Infinite product of $1-q^{n^2}$

Following up on Sam's comment, A001156 in the OEIS gives the number of partitions of $n$ into squares; that generating function is the reciprocal of your product. There's an equinumerous type of partitions given: partitions of $n$ where each part $k$ occurs a multiple of $k$ times (which contributes a multiple of $k^2$ to the weight). You might look through the links and formula entries for the sequence to see if they lead to anything that interests you.

Write $\theta(q)=\sum_{n \in \mathbb Z} q^{n^2}$. Taking logarithms, we get that the logarithm of your function is

$\sum_n \ln(1-q^{n^2}) = -\sum_n \sum_m \frac 1 m q^{n^2m} = -\sum_m \frac 1 m \frac {\theta(q^m)-1} 2 = \frac 1 2 \sum_{m=1}^\infty \frac {1 - \theta(q^m)} m$.
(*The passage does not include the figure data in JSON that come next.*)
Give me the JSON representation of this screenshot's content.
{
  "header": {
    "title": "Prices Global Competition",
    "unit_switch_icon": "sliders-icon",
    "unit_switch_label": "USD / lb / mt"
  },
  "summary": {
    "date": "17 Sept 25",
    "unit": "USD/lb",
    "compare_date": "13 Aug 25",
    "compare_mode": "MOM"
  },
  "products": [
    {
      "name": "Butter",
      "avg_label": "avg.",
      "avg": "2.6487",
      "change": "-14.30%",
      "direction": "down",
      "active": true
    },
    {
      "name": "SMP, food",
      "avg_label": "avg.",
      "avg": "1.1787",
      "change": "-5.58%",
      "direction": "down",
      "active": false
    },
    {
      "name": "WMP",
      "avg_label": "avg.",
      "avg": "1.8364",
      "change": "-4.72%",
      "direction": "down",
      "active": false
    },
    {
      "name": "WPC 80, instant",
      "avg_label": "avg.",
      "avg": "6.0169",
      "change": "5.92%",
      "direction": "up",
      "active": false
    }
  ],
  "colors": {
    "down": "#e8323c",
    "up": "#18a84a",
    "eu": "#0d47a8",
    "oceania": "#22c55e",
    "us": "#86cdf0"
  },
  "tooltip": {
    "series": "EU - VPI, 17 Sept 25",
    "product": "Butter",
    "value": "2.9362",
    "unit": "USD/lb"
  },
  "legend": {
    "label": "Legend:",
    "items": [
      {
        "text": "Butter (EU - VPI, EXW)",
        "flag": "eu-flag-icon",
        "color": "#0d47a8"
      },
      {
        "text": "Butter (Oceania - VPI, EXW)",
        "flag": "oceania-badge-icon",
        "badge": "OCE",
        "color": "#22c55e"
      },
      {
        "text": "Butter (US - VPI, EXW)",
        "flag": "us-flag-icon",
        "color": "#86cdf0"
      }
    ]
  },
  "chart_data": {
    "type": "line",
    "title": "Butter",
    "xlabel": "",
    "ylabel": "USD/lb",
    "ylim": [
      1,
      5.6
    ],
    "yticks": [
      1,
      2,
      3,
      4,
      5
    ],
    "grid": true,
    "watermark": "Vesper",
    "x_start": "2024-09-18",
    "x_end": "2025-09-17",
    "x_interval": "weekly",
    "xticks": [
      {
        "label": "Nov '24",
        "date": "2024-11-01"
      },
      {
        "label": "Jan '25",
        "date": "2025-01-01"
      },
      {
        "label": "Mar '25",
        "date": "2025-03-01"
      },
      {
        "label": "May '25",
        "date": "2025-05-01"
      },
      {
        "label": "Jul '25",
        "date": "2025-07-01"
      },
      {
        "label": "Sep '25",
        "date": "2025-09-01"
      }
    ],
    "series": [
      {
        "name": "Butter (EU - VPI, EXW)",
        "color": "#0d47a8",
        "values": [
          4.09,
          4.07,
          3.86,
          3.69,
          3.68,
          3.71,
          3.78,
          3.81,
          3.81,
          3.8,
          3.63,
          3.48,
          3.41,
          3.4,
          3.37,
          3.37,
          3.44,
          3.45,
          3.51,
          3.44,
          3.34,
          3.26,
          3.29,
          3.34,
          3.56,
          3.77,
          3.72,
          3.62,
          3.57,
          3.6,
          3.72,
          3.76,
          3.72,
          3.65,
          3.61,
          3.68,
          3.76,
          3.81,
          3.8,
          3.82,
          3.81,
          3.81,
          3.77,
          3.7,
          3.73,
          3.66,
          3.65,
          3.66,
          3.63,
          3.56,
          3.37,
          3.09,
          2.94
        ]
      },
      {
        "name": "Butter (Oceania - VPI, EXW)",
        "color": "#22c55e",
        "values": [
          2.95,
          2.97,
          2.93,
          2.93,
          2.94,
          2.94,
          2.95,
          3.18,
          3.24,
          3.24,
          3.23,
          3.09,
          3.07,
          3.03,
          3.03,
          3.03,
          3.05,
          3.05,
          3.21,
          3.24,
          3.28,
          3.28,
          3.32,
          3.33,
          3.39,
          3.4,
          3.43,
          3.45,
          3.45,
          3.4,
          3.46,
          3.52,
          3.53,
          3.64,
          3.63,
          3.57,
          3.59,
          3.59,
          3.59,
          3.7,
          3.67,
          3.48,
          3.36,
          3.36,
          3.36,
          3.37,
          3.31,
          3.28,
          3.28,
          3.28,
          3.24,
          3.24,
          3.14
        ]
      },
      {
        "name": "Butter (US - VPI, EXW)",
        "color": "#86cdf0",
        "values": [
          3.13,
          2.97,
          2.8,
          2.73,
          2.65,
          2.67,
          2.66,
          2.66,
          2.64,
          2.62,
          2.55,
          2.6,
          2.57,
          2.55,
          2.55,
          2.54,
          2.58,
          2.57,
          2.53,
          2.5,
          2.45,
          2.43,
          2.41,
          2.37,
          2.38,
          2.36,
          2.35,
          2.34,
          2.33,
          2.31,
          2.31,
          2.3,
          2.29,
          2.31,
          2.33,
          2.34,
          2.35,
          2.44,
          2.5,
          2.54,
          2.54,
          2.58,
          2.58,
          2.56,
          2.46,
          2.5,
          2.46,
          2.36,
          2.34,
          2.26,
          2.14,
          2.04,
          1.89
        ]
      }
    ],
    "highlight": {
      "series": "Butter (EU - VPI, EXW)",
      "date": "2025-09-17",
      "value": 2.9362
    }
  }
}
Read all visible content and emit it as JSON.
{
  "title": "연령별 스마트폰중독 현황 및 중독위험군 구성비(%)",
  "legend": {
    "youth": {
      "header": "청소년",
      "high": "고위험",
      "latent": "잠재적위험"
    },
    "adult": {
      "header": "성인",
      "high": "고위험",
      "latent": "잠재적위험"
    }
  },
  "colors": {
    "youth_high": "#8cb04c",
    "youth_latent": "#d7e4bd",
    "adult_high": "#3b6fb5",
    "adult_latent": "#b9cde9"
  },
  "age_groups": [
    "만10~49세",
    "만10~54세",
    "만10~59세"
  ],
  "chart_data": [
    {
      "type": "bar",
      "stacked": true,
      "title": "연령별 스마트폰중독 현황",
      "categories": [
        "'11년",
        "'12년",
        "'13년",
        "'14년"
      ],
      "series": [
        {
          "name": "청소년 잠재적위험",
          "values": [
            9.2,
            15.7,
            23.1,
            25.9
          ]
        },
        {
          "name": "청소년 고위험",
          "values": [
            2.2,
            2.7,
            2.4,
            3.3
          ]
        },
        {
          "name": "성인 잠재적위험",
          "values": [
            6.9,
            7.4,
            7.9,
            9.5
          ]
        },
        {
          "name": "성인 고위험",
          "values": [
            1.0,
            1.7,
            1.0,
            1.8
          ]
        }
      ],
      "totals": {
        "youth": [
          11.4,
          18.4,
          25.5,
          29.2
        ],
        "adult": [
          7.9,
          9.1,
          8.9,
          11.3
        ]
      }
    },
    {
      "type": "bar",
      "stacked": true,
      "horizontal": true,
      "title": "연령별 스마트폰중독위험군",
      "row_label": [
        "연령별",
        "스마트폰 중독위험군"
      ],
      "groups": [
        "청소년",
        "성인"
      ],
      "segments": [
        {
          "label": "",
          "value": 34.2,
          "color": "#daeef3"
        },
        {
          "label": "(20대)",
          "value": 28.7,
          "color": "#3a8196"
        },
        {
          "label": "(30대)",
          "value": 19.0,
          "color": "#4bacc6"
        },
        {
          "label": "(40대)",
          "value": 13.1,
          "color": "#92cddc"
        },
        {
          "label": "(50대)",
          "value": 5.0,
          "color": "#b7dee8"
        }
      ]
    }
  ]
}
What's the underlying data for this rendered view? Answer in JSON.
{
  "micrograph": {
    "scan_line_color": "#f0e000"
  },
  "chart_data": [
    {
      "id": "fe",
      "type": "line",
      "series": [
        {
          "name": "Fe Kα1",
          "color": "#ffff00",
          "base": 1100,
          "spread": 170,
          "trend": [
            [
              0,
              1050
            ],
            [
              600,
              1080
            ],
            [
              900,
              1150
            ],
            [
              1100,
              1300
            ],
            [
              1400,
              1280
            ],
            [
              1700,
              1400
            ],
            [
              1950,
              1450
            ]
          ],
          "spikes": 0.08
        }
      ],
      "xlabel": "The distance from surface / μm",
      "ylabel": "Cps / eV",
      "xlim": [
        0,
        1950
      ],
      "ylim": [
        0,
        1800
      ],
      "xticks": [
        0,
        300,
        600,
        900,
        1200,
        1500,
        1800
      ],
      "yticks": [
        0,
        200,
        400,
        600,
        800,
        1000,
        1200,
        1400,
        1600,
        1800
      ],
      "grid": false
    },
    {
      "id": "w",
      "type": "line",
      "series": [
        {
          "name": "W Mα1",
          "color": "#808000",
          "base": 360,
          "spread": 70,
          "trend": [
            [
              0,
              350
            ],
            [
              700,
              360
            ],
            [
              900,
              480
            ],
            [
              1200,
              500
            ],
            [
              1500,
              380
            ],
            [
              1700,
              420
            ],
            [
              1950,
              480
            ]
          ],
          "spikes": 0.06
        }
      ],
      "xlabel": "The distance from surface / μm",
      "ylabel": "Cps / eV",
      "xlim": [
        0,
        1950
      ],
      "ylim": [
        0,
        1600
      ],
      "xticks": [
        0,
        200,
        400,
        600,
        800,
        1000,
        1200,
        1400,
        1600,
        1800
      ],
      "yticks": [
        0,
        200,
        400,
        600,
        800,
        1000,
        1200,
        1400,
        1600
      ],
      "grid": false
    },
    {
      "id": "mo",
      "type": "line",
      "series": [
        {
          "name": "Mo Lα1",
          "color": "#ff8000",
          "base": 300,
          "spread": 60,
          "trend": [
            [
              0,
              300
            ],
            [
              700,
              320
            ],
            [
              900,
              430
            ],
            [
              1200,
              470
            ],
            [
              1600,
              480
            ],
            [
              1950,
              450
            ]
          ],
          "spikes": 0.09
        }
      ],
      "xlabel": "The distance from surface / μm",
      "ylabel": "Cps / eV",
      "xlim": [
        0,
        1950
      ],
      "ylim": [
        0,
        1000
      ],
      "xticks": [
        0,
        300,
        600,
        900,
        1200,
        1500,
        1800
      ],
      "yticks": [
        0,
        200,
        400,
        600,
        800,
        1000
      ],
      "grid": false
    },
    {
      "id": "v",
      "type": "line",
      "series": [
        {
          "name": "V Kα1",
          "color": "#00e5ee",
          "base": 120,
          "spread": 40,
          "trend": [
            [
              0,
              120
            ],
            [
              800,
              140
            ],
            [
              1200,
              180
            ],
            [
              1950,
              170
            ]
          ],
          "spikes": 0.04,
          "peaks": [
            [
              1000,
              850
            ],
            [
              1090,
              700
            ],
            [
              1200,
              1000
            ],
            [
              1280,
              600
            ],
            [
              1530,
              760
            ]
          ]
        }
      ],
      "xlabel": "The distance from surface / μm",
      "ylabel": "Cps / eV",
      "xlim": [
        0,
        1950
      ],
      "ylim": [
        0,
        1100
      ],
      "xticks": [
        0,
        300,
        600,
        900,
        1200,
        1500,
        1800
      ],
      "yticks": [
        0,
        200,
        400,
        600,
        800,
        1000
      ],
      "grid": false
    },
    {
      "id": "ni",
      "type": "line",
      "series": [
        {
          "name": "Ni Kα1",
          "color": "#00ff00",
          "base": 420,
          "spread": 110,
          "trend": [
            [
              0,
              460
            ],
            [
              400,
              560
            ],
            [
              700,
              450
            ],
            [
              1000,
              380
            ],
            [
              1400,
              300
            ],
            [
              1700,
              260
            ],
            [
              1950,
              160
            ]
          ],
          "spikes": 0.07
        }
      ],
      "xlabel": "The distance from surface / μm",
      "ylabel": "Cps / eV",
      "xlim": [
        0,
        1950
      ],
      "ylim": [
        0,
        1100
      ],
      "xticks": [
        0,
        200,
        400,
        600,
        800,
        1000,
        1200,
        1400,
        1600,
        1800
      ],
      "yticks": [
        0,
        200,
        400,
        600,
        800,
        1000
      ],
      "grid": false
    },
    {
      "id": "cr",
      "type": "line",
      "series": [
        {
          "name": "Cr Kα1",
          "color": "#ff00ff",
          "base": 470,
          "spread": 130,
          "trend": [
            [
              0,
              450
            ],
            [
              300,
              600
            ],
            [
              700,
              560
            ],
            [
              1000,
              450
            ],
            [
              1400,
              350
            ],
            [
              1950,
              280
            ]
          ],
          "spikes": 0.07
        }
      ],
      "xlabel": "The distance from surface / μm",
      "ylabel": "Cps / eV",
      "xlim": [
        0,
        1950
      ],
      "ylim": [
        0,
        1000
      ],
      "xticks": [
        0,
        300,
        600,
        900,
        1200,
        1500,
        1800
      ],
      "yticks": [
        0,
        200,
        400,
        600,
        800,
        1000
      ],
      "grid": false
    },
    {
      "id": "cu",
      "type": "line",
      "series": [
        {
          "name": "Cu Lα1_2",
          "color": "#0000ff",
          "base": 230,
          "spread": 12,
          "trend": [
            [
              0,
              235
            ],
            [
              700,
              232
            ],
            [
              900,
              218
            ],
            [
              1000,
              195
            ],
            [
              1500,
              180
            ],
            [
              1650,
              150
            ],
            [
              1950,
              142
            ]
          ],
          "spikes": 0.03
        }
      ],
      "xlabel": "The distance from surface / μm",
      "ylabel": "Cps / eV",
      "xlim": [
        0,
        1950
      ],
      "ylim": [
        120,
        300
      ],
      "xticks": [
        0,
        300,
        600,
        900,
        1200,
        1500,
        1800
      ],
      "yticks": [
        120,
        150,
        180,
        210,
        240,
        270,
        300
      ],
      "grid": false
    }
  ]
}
Let $m$ be a positive integer. Let $f_{m}(z)=\prod_{k=1}^{\infty}(1-z^{k^{m}})$. Then $f(z)$ is analytic in the disk $\{z:|z|<1\}$ and satisfies the following functional equation:

$$\prod_{j=1}^{\infty}f_{m}(z^{j^{m}})^{\mu(j)}=1.$$

Here $\mu$ denotes the Mobius Mu function which is defined by setting $\mu(M^{2}N)=0$ whenever $M,N$ are positive integers with $M>1$ and $\mu(p_{1}\dots p_{s})=(-1)^{s}$ whenever $p_{1},\dots,p_{s}$ are distinct primes.